まず朝起きて、高校へ行っていつも通り退屈な授業を終えて……そうそう。放課後に担任に呼び出されて推薦入試で合格したっていう報告を受けたんだ。普段から真面目に勉強してたおかけで成績は良かったからな。俺もこれで来年から大学生かと思ったんだっけ。

 

 

すぐに母さんと……彼女にもメッセージで伝えておいた。自分の事のように喜んでくれたもんだからなんだか恥ずかしかった。

 

 

とにかく、そこそこレベルの高い私立の大学の入学が決まった俺は柄にもなく、放課後にクラスの仲の良い連中と一緒に焼肉が食べ放題の店に行って割と遅い時間まで食って騒いで。解散する頃にはすっかり真っ暗になっていた。

 

 

その後は家に帰って、玄関のドアを開けたら、

 

 

何故か家の中が真っ暗で、

 

 

何故か錆びた鉄のような臭いがして、

 

 

ーー何故かリビングに知らない人間が立っていて、

 

 

「うぁっ……!?」

 

 

ーー思い出した。

 

 

「ああっ……」

 

 

俺はその知らない人間に、

 

 

「うぇぇっ……!!」

 

 

刺されたんだ。

 

 

全部思い出した。

 

 

思い出した瞬間、気分が悪くなって吐いた。ベッドにぶちまけるという最悪の事態は防いだが、そのせいで床を汚してしまった。汚い。

 

 

思い出した。

 

 

俺は、

 

 

俺の家族は、

 

 

俺の大好きな人は、

 

 

「殺されたんだ……!!」

 

 

頭が真っ白になった。

 

 

何もかも嫌になった。

 

 

夢だと思いたかった。

 

 

とにかく暴れた。

 

 

ベッドから起き上がって部屋に置いてあった物を全てひっくり返すくらいには暴れた。

 

 

奴に刺された腹が痛んだが、気にしなかった。
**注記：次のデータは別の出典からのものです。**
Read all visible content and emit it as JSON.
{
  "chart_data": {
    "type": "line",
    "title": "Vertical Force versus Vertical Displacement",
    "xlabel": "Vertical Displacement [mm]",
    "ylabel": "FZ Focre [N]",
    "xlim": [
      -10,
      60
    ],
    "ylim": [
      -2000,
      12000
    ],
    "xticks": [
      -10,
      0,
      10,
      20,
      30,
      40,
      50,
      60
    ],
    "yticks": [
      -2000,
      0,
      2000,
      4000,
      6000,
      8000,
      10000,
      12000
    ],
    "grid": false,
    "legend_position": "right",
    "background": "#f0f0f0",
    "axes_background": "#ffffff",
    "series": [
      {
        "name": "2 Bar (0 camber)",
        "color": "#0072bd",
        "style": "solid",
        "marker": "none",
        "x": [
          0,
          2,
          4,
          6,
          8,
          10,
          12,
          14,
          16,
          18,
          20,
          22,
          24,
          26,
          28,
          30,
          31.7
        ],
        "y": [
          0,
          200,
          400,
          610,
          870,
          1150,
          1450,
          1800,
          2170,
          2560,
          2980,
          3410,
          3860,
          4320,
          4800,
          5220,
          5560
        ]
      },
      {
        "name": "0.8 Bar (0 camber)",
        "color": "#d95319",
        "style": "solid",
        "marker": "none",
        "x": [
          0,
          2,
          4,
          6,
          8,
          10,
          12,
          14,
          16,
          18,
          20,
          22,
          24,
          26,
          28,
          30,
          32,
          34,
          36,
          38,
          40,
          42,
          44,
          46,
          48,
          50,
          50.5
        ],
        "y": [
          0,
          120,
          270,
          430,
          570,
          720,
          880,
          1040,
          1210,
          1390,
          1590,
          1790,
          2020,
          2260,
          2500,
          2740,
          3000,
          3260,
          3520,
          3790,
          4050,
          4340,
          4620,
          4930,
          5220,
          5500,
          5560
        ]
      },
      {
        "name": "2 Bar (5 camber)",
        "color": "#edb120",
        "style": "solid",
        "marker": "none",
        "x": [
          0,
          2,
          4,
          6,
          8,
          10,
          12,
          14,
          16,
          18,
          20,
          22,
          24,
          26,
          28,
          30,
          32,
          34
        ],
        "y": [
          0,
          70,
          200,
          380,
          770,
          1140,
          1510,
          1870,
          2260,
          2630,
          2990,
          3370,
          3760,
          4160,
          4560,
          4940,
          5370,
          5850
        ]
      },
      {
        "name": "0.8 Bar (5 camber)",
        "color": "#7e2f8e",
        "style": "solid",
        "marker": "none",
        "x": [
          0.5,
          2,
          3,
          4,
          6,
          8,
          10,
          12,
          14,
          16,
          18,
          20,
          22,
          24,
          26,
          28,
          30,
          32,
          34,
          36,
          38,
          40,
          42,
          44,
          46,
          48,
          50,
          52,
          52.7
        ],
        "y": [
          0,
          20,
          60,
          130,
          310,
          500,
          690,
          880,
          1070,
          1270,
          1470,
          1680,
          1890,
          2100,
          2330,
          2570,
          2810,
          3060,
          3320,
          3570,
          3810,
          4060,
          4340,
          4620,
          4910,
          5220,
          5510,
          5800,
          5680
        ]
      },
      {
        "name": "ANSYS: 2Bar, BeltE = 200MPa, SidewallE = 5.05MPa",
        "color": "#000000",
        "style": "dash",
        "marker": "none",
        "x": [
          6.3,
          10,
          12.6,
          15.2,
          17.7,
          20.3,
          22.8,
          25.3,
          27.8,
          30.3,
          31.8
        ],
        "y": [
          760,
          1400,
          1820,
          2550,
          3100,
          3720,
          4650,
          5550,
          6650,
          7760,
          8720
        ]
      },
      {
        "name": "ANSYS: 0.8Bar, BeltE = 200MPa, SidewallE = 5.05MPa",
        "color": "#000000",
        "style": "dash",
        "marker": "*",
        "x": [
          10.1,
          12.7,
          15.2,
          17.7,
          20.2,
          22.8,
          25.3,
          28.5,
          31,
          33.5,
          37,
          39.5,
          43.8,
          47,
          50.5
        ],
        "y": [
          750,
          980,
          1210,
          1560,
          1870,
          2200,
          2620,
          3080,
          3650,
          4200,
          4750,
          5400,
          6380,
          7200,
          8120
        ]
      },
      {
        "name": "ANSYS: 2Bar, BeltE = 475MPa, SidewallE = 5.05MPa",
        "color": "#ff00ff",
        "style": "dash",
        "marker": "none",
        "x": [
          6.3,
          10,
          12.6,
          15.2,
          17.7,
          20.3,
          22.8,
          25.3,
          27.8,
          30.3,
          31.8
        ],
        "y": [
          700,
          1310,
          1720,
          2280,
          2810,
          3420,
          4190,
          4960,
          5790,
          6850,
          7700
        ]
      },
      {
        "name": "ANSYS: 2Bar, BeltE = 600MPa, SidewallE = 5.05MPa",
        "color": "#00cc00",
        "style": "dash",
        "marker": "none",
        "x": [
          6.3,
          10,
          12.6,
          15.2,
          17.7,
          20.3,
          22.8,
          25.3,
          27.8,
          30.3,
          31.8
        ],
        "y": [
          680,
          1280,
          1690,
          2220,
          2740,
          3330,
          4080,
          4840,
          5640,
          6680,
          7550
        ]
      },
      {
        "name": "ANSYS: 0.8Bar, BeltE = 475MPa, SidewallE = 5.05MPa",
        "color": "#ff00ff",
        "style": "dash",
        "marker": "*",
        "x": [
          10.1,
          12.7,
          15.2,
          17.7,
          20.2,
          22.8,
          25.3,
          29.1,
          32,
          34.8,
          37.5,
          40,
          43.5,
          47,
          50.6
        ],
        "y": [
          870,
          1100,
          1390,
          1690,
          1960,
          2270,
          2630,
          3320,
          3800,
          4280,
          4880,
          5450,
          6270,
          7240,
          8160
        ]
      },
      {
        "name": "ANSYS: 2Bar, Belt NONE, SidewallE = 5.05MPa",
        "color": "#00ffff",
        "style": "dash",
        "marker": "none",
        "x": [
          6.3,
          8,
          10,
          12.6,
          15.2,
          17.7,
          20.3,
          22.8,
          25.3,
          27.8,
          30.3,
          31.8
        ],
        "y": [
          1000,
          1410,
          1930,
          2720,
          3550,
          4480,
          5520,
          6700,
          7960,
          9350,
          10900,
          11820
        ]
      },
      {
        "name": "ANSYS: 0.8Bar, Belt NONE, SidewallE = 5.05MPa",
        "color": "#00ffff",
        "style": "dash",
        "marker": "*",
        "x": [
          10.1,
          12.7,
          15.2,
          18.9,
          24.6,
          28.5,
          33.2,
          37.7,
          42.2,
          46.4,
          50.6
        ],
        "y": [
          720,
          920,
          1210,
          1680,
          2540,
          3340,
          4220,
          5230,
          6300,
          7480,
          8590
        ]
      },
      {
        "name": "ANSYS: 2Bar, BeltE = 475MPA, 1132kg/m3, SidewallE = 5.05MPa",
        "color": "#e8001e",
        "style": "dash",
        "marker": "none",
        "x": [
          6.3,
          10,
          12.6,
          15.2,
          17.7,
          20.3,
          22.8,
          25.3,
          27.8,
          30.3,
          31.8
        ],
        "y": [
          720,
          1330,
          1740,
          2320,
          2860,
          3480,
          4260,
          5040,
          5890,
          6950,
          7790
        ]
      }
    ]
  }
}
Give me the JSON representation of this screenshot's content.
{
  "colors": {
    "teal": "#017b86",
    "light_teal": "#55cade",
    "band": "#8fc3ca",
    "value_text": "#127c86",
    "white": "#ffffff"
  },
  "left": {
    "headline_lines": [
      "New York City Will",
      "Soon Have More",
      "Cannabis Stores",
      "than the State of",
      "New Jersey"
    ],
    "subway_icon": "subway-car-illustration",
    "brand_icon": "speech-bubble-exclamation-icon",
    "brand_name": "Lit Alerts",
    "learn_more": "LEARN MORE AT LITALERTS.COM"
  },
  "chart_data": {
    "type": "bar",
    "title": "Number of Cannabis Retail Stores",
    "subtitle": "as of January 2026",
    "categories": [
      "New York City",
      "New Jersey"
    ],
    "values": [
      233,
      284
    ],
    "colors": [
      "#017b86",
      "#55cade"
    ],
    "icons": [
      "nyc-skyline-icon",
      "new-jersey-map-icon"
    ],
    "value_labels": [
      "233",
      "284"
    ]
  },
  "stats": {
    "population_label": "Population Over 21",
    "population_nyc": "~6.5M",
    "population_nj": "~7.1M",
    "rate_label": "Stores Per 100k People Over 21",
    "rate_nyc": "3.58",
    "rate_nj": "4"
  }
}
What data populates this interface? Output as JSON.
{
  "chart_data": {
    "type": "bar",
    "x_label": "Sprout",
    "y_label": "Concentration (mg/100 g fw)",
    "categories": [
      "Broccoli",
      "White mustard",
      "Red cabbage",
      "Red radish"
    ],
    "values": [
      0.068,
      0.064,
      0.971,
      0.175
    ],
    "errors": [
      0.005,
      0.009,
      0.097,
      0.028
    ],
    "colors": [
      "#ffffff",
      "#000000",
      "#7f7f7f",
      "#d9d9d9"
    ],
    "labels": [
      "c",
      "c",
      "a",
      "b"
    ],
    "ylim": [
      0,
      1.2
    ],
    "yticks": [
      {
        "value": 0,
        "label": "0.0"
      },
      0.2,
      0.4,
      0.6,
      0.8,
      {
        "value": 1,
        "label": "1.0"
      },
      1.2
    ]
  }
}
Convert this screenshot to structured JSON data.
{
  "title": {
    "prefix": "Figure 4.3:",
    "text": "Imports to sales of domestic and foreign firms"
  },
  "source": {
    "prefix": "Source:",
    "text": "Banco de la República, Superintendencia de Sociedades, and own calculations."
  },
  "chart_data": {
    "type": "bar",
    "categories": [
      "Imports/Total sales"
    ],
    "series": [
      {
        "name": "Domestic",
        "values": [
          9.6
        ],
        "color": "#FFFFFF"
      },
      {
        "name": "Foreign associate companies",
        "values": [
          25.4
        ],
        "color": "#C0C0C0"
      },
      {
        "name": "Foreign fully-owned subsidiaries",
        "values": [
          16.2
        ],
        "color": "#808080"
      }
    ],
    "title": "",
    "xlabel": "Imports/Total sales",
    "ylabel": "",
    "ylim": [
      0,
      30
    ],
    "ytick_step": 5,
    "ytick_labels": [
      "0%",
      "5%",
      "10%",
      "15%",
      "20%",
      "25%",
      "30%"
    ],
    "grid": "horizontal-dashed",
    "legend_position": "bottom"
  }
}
気にならなかった。

 

 

それどころが痛みを自覚して、これは夢なんかではないと思い知らされているようで腹が立って余計に暴れた。

 

 

しばらく暴れていると白い服を着た人間が数人入ってきて、俺を取り押さえようとしたが、俺はその連中相手にも容赦なく拳やら足やらをぶつけてやった。もう何もかもどうでも良くなっていた。

 

 

その時不意に、意識が薄れていくのを感じた。何となく腹部を触るとかなりの量の血が出ている事に気がついた。どうやら暴れ過ぎて傷が開いたらしい。

 

 

意識が薄れて立っている事も困難になり、その場に崩れ落ちた。

 

 

同時に白衣の連中が傍に駆け寄ってきた気がした。

 

 

俺は混濁する意識の中、誰かの声を聞いていたが考えていた事はたった一つだった。

 

 

 

 

――もう 死にたい

 

 

 

 

このまま二度と目を覚まさない事を祈りながら俺は意識を手放した。